Os pesquisadores desenvolveram um sistema portátil que mediu em tempo real a taxa de piscadas e o diâmetro da pupila dos participantes durante uma hora de uso contínuo do celular. Os dados revelaram uma queda significativa na taxa de piscadas durante a visualização de conteúdos, especialmente os mais curtos, o que contribui para o ressecamento e cansaço visual. A pesquisa destaca que a fadiga ocular, ou astenopia, tem se tornado uma queixa comum entre usuários frequentes de redes sociais, com sintomas como ardor e visão borrada.

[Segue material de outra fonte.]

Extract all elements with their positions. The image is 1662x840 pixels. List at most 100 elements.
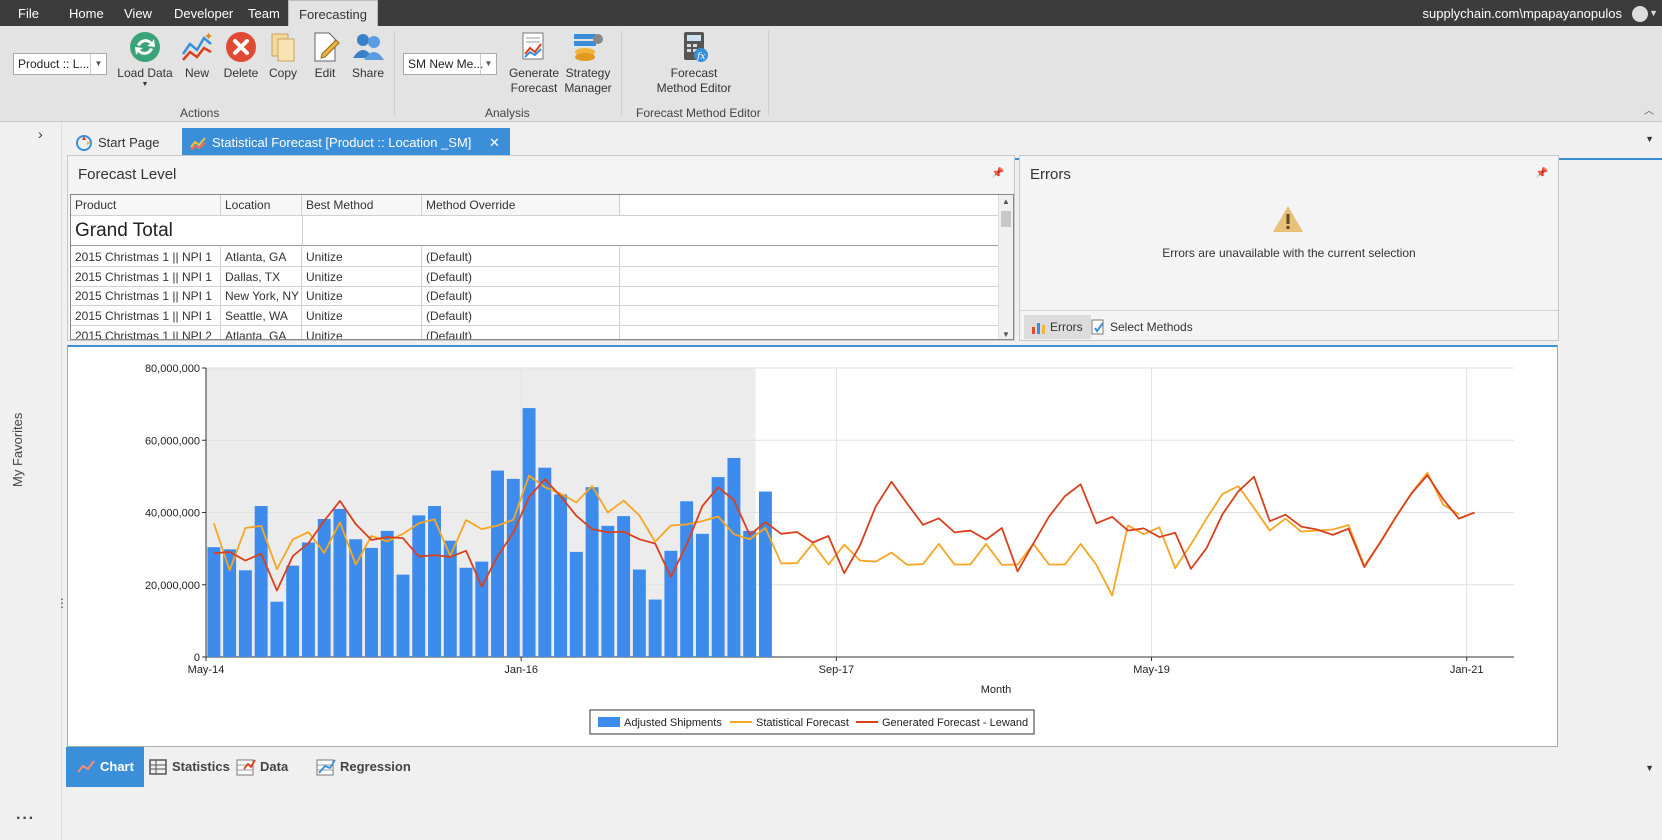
table-row[interactable]: 2015 Christmas 1 || NPI 1 Seattle, WA Unit… (71, 306, 1001, 327)
warning-icon (1273, 206, 1303, 232)
chevron-down-icon[interactable]: ▼ (1645, 763, 1654, 773)
bar-adjusted-shipments (270, 601, 284, 657)
grand-total-row[interactable]: Grand Total (71, 216, 1001, 246)
cell-product: 2015 Christmas 1 || NPI 1 (71, 306, 221, 327)
chevron-down-icon[interactable]: ▼ (90, 54, 106, 74)
analysis-group-label: Analysis (485, 106, 530, 120)
new-chart-icon: ✦ (181, 30, 213, 61)
share-label: Share (351, 66, 385, 80)
load-data-button[interactable]: Load Data ▼ (116, 30, 174, 89)
menu-developer[interactable]: Developer (164, 0, 243, 26)
bar-adjusted-shipments (380, 530, 394, 657)
table-row[interactable]: 2015 Christmas 1 || NPI 2 Atlanta, GA Unit… (71, 325, 1001, 339)
tab-chart[interactable]: Chart (66, 747, 144, 787)
avatar[interactable] (1632, 6, 1648, 22)
edit-button[interactable]: Edit (308, 30, 342, 81)
table-row[interactable]: 2015 Christmas 1 || NPI 1 Dallas, TX Uniti… (71, 266, 1001, 287)
method-combo[interactable]: SM New Me... ▼ (403, 53, 497, 75)
menu-forecasting[interactable]: Forecasting (288, 0, 378, 26)
bar-adjusted-shipments (223, 549, 237, 657)
pin-icon[interactable]: 📌 (992, 168, 1004, 179)
scroll-down-icon[interactable]: ▼ (1002, 330, 1010, 339)
bar-adjusted-shipments (617, 516, 631, 657)
bar-adjusted-shipments (238, 570, 252, 657)
tab-start-page[interactable]: Start Page (68, 128, 169, 158)
forecast-method-editor-button[interactable]: fx Forecast Method Editor (648, 30, 740, 96)
close-icon[interactable]: ✕ (489, 135, 500, 150)
cell-method-override: (Default) (422, 286, 620, 307)
grid-header: Product Location Best Method Method Over… (71, 195, 1001, 216)
forecast-level-combo[interactable]: Product :: L... ▼ (13, 53, 107, 75)
x-tick-label: Jan-21 (1450, 664, 1484, 676)
menu-file[interactable]: File (8, 0, 49, 26)
tab-errors[interactable]: Errors (1024, 315, 1091, 339)
more-options-icon[interactable]: ··· (16, 810, 35, 828)
table-row[interactable]: 2015 Christmas 1 || NPI 1 Atlanta, GA Unit… (71, 247, 1001, 267)
share-button[interactable]: Share (348, 30, 388, 81)
strategy-manager-label-2: Manager (564, 81, 612, 95)
menu-home[interactable]: Home (59, 0, 114, 26)
menu-bar: File Home View Developer Team Forecastin… (0, 0, 1662, 26)
forecast-method-editor-label-1: Forecast (670, 66, 718, 80)
tab-data[interactable]: Data (226, 747, 298, 787)
splitter-grip-icon[interactable]: ⋮ (56, 597, 68, 609)
collapse-ribbon-icon[interactable]: ︿ (1644, 102, 1654, 117)
copy-button[interactable]: Copy (266, 30, 300, 81)
bottom-tabs: Chart Statistics Data Regression ▼ (62, 747, 1662, 840)
generate-forecast-button[interactable]: Generate Forecast (506, 30, 562, 96)
menu-team[interactable]: Team (238, 0, 290, 26)
table-row[interactable]: 2015 Christmas 1 || NPI 1 New York, NY Uni… (71, 286, 1001, 307)
delete-label: Delete (223, 66, 259, 80)
tab-errors-label: Errors (1050, 320, 1083, 334)
column-header-location[interactable]: Location (221, 195, 302, 215)
scroll-up-icon[interactable]: ▲ (1002, 197, 1010, 206)
refresh-icon (130, 32, 160, 62)
generate-forecast-label-2: Forecast (510, 81, 558, 95)
strategy-manager-button[interactable]: Strategy Manager (562, 30, 614, 96)
generate-forecast-label-1: Generate (508, 66, 560, 80)
delete-button[interactable]: Delete (222, 30, 260, 81)
user-account[interactable]: supplychain.com\mpapayanopulos (1423, 0, 1622, 28)
bar-adjusted-shipments (632, 569, 646, 657)
menu-view[interactable]: View (114, 0, 162, 26)
cell-best-method: Unitize (302, 325, 422, 339)
edit-label: Edit (314, 66, 336, 80)
tab-list-dropdown-icon[interactable]: ▼ (1645, 134, 1654, 144)
grand-total-label: Grand Total (75, 220, 173, 241)
errors-title: Errors (1030, 166, 1071, 183)
my-favorites-label[interactable]: My Favorites (10, 413, 25, 487)
forecast-chart-icon (190, 137, 206, 151)
pin-icon[interactable]: 📌 (1536, 168, 1548, 179)
copy-label: Copy (268, 66, 297, 80)
expand-panel-icon[interactable]: › (38, 126, 43, 142)
grid-scrollbar[interactable]: ▲ ▼ (998, 195, 1013, 339)
bar-adjusted-shipments (569, 551, 583, 657)
new-button[interactable]: ✦ New (180, 30, 214, 81)
bar-adjusted-shipments (554, 494, 568, 657)
tab-select-methods[interactable]: Select Methods (1084, 315, 1201, 339)
chevron-down-icon[interactable]: ▼ (1649, 8, 1658, 18)
chevron-down-icon[interactable]: ▼ (480, 54, 496, 74)
tab-statistics[interactable]: Statistics (138, 747, 240, 787)
x-tick-label: Jan-16 (504, 664, 538, 676)
x-tick-label: May-14 (188, 664, 225, 676)
tab-regression[interactable]: Regression (306, 747, 421, 787)
legend-label-generated: Generated Forecast - Lewand (882, 717, 1028, 729)
errors-panel: Errors 📌 Errors are unavailable with the… (1019, 155, 1559, 341)
scroll-thumb[interactable] (1001, 211, 1011, 227)
column-header-product[interactable]: Product (71, 195, 221, 215)
legend-label-statistical: Statistical Forecast (756, 717, 849, 729)
y-tick-label: 80,000,000 (145, 363, 200, 375)
cell-location: Atlanta, GA (221, 325, 302, 339)
cell-best-method: Unitize (302, 266, 422, 287)
bar-adjusted-shipments (443, 540, 457, 657)
bar-adjusted-shipments (758, 491, 772, 657)
column-header-best-method[interactable]: Best Method (302, 195, 422, 215)
tab-statistical-forecast[interactable]: Statistical Forecast [Product :: Locatio… (182, 128, 510, 158)
bar-adjusted-shipments (286, 565, 300, 657)
tab-regression-label: Regression (340, 759, 411, 774)
forecast-chart[interactable]: 0 20,000,000 40,000,000 60,000,000 80,000,00… (68, 347, 1557, 747)
cell-product: 2015 Christmas 1 || NPI 1 (71, 266, 221, 287)
x-tick-label: May-19 (1133, 664, 1170, 676)
column-header-method-override[interactable]: Method Override (422, 195, 620, 215)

Diante do crescente uso de smartphones, especialmente entre os jovens, especialistas recomendam a adoção de estratégias para proteger a saúde ocular. Sugestões incluem a regra 20-20-20, que orienta os usuários a olhar para longe a cada 20 minutos, além de ajustar o brilho da tela e lembrar de piscar com mais frequência. A conscientização sobre os efeitos do uso excessivo de telas é crucial para prevenir problemas visuais a longo prazo.